Please could someone help me to understand why, it would appear to me, that only 30 or 60 frames per second are targeted in games?

Apologies if this is obvious to some of the better informed posters in the forum.

However, I’ve often wondered, mostly while reading digital foundry’s articles, why if developers are struggling to maintain 60 FPS in a game, at a desired resolution and image quality level, they do not try and target a locked 45 FPS?

I’m particularly interested in the above in relation to the Xbox One and PS4 where it appears the following combinations are mainly targeted?

· 1080p @ 60FPS
· 900p @ 60FPS
· 1080p @ 30FPS
· 720p @ 60FPS

Using COD Ghosts as an example on the Xbox One. As 1080p @ 60FPS was not achievable at the time, we ended up with 720p @ 60 FPS using, I understand, the same assets as the PS4 version.

Would it not have been an option to target 1080p @ 45 FPS? Instead of dropping all the way down to 720p?

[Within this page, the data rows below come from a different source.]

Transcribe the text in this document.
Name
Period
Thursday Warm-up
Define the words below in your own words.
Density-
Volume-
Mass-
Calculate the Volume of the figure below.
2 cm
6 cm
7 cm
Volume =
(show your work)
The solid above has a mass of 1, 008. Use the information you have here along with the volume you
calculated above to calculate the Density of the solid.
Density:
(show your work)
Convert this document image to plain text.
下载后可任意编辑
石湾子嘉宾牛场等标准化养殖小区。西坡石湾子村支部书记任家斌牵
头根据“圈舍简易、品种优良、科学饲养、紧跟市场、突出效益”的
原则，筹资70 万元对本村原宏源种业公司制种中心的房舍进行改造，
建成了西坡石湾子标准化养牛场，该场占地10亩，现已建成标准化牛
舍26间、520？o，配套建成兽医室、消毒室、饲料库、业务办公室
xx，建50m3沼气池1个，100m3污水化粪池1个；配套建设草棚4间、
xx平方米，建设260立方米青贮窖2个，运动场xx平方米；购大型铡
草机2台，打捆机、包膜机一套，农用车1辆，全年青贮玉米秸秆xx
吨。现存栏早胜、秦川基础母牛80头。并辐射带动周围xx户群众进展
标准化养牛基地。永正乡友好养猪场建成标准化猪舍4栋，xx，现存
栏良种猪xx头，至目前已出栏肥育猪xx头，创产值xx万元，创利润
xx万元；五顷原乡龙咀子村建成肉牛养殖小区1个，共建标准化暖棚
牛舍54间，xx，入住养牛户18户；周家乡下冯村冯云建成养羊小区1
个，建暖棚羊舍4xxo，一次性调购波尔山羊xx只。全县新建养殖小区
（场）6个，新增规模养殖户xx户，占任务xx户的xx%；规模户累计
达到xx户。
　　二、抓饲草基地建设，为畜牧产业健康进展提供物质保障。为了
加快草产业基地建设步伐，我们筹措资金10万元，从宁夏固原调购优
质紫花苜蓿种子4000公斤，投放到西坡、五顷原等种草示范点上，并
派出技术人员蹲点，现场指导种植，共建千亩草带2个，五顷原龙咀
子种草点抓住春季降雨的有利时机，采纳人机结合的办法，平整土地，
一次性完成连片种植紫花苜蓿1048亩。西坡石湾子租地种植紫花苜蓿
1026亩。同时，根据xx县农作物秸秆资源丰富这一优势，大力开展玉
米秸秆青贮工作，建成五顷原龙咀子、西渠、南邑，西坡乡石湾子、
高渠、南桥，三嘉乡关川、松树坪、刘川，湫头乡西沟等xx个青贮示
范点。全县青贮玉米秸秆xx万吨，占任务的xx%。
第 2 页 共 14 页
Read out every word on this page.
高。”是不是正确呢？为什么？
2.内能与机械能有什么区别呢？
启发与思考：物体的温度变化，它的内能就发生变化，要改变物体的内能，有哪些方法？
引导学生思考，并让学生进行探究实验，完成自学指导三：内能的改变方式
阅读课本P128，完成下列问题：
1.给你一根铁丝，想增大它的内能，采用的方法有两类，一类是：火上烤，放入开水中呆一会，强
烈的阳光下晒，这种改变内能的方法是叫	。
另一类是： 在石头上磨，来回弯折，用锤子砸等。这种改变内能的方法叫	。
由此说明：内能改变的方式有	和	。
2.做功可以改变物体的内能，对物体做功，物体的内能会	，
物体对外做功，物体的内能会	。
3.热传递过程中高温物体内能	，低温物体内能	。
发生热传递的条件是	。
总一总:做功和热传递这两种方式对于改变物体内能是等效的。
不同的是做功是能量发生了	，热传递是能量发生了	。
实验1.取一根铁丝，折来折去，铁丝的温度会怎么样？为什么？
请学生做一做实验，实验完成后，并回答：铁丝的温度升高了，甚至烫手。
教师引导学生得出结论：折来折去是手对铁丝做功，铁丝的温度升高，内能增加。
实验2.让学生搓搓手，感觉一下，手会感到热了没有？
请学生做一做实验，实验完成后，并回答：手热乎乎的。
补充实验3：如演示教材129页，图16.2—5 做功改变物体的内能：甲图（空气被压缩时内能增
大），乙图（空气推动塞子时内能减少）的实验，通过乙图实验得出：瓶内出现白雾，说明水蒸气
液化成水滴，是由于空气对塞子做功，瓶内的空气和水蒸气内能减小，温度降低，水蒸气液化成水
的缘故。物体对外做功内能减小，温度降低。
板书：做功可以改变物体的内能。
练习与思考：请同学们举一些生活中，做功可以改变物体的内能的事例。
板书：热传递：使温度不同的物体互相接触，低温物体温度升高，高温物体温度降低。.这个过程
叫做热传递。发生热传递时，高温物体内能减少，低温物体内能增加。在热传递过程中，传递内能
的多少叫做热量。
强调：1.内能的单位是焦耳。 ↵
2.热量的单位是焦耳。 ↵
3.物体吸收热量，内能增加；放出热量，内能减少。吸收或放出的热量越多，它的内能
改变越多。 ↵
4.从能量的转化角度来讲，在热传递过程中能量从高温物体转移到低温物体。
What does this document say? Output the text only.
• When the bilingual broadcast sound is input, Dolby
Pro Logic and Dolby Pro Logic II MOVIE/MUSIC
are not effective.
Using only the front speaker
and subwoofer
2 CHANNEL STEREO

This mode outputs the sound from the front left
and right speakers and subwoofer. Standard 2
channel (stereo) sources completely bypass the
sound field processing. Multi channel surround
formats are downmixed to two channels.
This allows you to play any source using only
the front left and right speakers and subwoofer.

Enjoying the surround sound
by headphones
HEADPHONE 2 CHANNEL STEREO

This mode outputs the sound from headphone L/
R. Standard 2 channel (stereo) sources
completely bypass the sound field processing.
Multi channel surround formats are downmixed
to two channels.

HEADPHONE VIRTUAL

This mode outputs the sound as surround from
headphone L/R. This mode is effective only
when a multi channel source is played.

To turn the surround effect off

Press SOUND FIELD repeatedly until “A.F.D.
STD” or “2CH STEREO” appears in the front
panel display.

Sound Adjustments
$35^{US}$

(I’ve used COD and the XB1 to help illustrate my question but I’m interested in the answer in a wider context and not specific to anyone game or platform, if that makes sense)

Many thanks in advance.
 
Displays refresh once every 16ms, which means 60 times per second. This is where Vsync comes in (you want to sync what is rendered to the display refresh rate).

So at 60fps, you display one new rendered frame every time the screen refreshes, at 30fps you display a new frame on every 2nd display refresh.
The problem with 45fps, is that you'd have uneven display timing. Even frames would be displayed after one refresh, while odd frames would display after 2 refreshes.

So the time between frames being displayed on the monitor (not time to render) would be 16ms, 33ms, 16ms, 33ms, 16ms ..... Which would look like 'judder'.